While 2% may not seem like much, an employee that contributes $250 per month to their 401(k) plan will end up with over $100,000 less at retirement than someone who utilized a low- or no-cost investment plan. Note that this assumes a zero starting balance, an 8% gross return, and a 30-year investment horizon.
3. You want to consolidate your finances
This is an underrated — albeit important — reason to roll over your retirement funds. The more financial institutions you deal with, the more tax forms, passwords, and customer service interfaces you’ll need to deal with. As you get older and your finances grow, having more providers to deal with can present itself as a major weakness as opposed to a strength.
Simplified financial management tends to give most investors a sense of control. In other words, having all your accounts housed with one or two providers allows you to seamlessly see things from a bird’s-eye view. While it may not sound all that important, you’ll be happy to have one less number to call if you need to access or rearrange your money.

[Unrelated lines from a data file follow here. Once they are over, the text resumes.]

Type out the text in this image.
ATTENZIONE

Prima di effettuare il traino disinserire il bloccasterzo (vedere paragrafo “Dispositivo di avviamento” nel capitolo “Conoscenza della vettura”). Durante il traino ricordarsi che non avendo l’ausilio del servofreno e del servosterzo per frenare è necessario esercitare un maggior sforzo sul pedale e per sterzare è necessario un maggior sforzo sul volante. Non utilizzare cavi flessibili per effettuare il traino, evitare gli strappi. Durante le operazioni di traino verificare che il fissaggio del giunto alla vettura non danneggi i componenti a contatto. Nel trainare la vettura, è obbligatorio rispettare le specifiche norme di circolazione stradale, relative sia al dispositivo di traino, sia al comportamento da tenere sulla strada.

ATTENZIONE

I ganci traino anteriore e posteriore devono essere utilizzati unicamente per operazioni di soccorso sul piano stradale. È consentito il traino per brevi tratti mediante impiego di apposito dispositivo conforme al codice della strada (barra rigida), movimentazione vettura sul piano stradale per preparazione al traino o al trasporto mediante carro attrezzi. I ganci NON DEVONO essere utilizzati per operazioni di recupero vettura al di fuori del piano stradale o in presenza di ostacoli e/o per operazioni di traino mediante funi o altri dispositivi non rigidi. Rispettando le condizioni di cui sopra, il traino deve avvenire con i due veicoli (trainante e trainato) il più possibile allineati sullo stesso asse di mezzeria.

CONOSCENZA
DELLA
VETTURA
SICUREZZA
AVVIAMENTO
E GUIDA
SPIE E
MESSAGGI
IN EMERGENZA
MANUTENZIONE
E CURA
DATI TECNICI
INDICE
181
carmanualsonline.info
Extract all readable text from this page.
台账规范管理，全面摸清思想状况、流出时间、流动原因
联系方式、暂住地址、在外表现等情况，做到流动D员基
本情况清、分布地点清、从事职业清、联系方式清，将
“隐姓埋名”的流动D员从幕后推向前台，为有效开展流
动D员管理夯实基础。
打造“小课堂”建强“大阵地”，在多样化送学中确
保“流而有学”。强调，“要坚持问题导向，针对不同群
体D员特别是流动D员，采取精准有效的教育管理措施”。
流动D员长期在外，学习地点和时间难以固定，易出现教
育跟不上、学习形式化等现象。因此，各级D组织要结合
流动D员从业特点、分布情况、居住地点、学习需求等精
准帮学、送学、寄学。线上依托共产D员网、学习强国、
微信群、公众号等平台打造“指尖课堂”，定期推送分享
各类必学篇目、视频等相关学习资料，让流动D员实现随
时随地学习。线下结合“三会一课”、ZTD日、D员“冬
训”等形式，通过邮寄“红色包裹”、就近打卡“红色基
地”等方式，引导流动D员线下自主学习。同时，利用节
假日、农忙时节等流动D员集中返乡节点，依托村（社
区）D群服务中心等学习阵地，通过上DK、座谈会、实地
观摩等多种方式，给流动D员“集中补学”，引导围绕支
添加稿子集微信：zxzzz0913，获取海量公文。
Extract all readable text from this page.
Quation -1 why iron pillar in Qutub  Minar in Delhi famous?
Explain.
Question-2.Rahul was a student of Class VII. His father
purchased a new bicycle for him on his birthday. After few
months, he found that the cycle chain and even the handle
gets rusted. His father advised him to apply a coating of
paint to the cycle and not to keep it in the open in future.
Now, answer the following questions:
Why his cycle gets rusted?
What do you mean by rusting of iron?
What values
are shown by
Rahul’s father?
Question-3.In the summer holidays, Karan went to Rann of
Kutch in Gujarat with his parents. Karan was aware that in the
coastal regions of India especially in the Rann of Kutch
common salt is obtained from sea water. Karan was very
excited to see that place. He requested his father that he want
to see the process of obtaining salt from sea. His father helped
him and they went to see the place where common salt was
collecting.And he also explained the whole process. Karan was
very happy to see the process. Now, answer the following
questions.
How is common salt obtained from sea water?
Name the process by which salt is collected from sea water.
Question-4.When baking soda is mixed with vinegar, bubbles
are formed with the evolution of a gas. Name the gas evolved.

4. You want a clean break from your former employer
Depending on the circumstances surrounding your departure, you might want to simply move on to new frontiers with your retirement money. The beauty of a 401(k) rollover is that you don’t need to give a reason as to why you want to move your account — you can just move your retirement funds at your discretion. If you’ve made that call internally, don’t be afraid to bring that chapter to an end in real life.
Roll over your 401(k) today
Remember that it’s key to get your retirement investments allocated and optimized as soon as you can. High fees and suboptimal investments can erode your money over time and consequently add years on to your working career.
To initiate a rollover to an IRA, first choose an IRA provider, and then contact your former employer’s 401(k) plan administrator. They’ll be able to assist you from there.
In the end, and no matter what you choose to do with your retirement money, be sure to give it some thought first.